Photo: Iain Bagwell; Styling: Mary Clayton Carl

Hands-on time 15 mins
Total time 9 hrs, 55 mins
Yield Makes 12 appetizer servings
Roquefort Cheesecake with Pear Preserves and Pecans is ideal for large gatherings--it makes 12 appetizer servings. Pear preserves balance the tanginess of the Roquefort cheese, and toasted pecans add nutty flavor to this herb-and-pecan cheese spread. 

Ingredients

  • 1/2 cup pecan or walnut halves
  • 2 (8-oz.) packages cream cheese, softened
  • 1 (8-oz.) package Roquefort cheese, chopped
  • 1/2 cup sour cream
  • 2 tablespoons chopped fresh chives
  • 1 tablespoon chopped fresh parsley
  • 2 large eggs
  • 2 tablespoons all-purpose flour
  • 1/2 (11.5-oz.) jar pear preserves
  • Crackers, seedless red grapes, and assorted vegetables

How to Make It

  1. Preheat oven to 350°. Bake pecans in a single layer in a shallow pan 8 to 10 minutes or until lightly toasted and fragrant, stirring halfway through. Reduce oven temperature to 325°.

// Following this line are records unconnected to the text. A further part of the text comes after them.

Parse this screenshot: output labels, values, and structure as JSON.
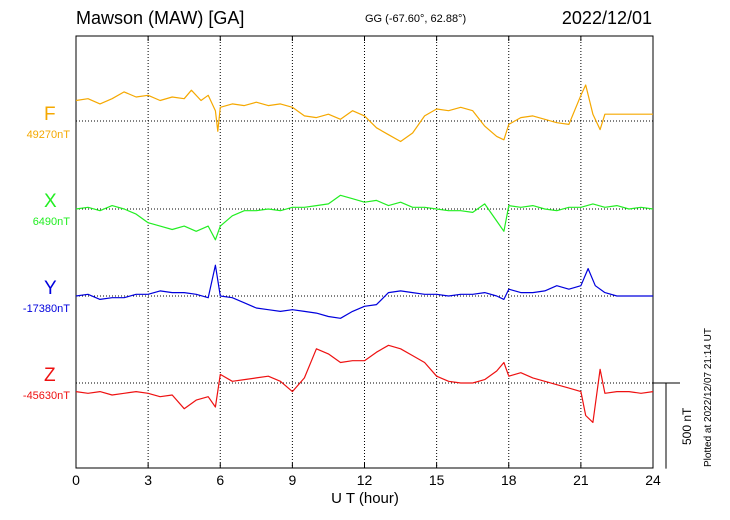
{
  "header": {
    "title": "Mawson (MAW)  [GA]",
    "coords": "GG (-67.60°,  62.88°)",
    "date": "2022/12/01"
  },
  "footer": {
    "xlabel": "U T (hour)",
    "plotted": "Plotted at 2022/12/07 21:14 UT",
    "scale_label": "500 nT"
  },
  "chart_data": {
    "type": "line",
    "title": "Mawson (MAW)  [GA]",
    "xlabel": "U T (hour)",
    "ylabel": "",
    "xlim": [
      0,
      24
    ],
    "x_ticks": [
      "0",
      "3",
      "6",
      "9",
      "12",
      "15",
      "18",
      "21",
      "24"
    ],
    "grid": true,
    "scale_bar_nT": 500,
    "series": [
      {
        "name": "F",
        "baseline_label": "49270nT",
        "color": "#f5a800",
        "x": [
          0,
          0.5,
          1,
          1.5,
          2,
          2.5,
          3,
          3.5,
          4,
          4.5,
          4.8,
          5.2,
          5.5,
          5.8,
          5.9,
          6.0,
          6.5,
          7,
          7.5,
          8,
          8.5,
          9,
          9.5,
          10,
          10.5,
          11,
          11.5,
          12,
          12.5,
          13,
          13.5,
          14,
          14.5,
          15,
          15.5,
          16,
          16.5,
          17,
          17.5,
          17.8,
          18,
          18.5,
          19,
          19.5,
          20,
          20.5,
          21,
          21.2,
          21.5,
          21.8,
          22,
          22.5,
          23,
          23.5,
          24
        ],
        "values": [
          120,
          130,
          100,
          130,
          170,
          140,
          150,
          120,
          140,
          130,
          180,
          120,
          150,
          60,
          -60,
          80,
          100,
          90,
          110,
          90,
          100,
          80,
          30,
          20,
          40,
          10,
          60,
          30,
          -40,
          -80,
          -120,
          -70,
          30,
          70,
          60,
          80,
          60,
          -30,
          -90,
          -110,
          -20,
          20,
          30,
          10,
          -10,
          -20,
          150,
          210,
          40,
          -50,
          40,
          40,
          40,
          40,
          40
        ]
      },
      {
        "name": "X",
        "baseline_label": "6490nT",
        "color": "#22ee22",
        "x": [
          0,
          0.5,
          1,
          1.5,
          2,
          2.5,
          3,
          3.5,
          4,
          4.5,
          5,
          5.5,
          5.8,
          6.0,
          6.5,
          7,
          7.5,
          8,
          8.5,
          9,
          9.5,
          10,
          10.5,
          11,
          11.5,
          12,
          12.5,
          13,
          13.5,
          14,
          14.5,
          15,
          15.5,
          16,
          16.5,
          17,
          17.5,
          17.8,
          18,
          18.5,
          19,
          19.5,
          20,
          20.5,
          21,
          21.5,
          22,
          22.5,
          23,
          23.5,
          24
        ],
        "values": [
          0,
          10,
          -10,
          20,
          0,
          -30,
          -80,
          -100,
          -120,
          -100,
          -130,
          -100,
          -180,
          -100,
          -40,
          -10,
          -10,
          0,
          -10,
          10,
          10,
          20,
          30,
          80,
          60,
          40,
          50,
          20,
          40,
          10,
          10,
          0,
          -10,
          -10,
          -20,
          30,
          -70,
          -130,
          20,
          10,
          20,
          0,
          -10,
          10,
          10,
          30,
          10,
          20,
          0,
          10,
          0
        ]
      },
      {
        "name": "Y",
        "baseline_label": "-17380nT",
        "color": "#0000dd",
        "x": [
          0,
          0.5,
          1,
          1.5,
          2,
          2.5,
          3,
          3.5,
          4,
          4.5,
          5,
          5.5,
          5.8,
          6.0,
          6.5,
          7,
          7.5,
          8,
          8.5,
          9,
          9.5,
          10,
          10.5,
          11,
          11.5,
          12,
          12.5,
          13,
          13.5,
          14,
          14.5,
          15,
          15.5,
          16,
          16.5,
          17,
          17.5,
          17.8,
          18,
          18.5,
          19,
          19.5,
          20,
          20.5,
          21,
          21.3,
          21.6,
          22,
          22.5,
          23,
          23.5,
          24
        ],
        "values": [
          0,
          10,
          -20,
          -10,
          -10,
          10,
          10,
          30,
          20,
          20,
          10,
          -10,
          180,
          0,
          -10,
          -40,
          -70,
          -80,
          -90,
          -80,
          -90,
          -100,
          -120,
          -130,
          -90,
          -60,
          -50,
          20,
          30,
          20,
          10,
          10,
          0,
          10,
          10,
          20,
          0,
          -20,
          40,
          20,
          20,
          30,
          60,
          40,
          60,
          160,
          60,
          20,
          0,
          0,
          0,
          0
        ]
      },
      {
        "name": "Z",
        "baseline_label": "-45630nT",
        "color": "#ee1111",
        "x": [
          0,
          0.5,
          1,
          1.5,
          2,
          2.5,
          3,
          3.5,
          4,
          4.5,
          5,
          5.5,
          5.8,
          6.0,
          6.5,
          7,
          7.5,
          8,
          8.5,
          9,
          9.5,
          10,
          10.5,
          11,
          11.5,
          12,
          12.5,
          13,
          13.5,
          14,
          14.5,
          15,
          15.5,
          16,
          16.5,
          17,
          17.5,
          17.8,
          18,
          18.5,
          19,
          19.5,
          20,
          20.5,
          21,
          21.2,
          21.5,
          21.8,
          22,
          22.5,
          23,
          23.5,
          24
        ],
        "values": [
          -50,
          -60,
          -50,
          -70,
          -60,
          -50,
          -60,
          -80,
          -70,
          -150,
          -100,
          -80,
          -140,
          50,
          10,
          20,
          30,
          40,
          10,
          -50,
          30,
          200,
          170,
          120,
          130,
          130,
          180,
          220,
          200,
          160,
          120,
          40,
          10,
          0,
          0,
          20,
          70,
          120,
          40,
          60,
          30,
          10,
          -10,
          -30,
          -50,
          -190,
          -230,
          80,
          -60,
          -50,
          -50,
          -60,
          -50
        ]
      }
    ]
  }
}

  2. Beat cream cheese and next 4 ingredients at medium speed with an electric mixer until blended. Add eggs, 1 at a time, beating just until yellow disappears after each addition; fold in flour. Spoon cheese mixture into a lightly greased 7-inch springform pan.

  3. Bake at 325° for 1 hour or until set. Run a knife around outer edge of cheesecake to loosen from sides of pan. Let cool in pan on a wire rack 30 minutes. Cover and chill 8 hours.

  4. Remove sides of pan. Transfer cheesecake to a platter, and spoon preserves over top; sprinkle with pecans. Serve with crackers, red grapes, and assorted vegetables.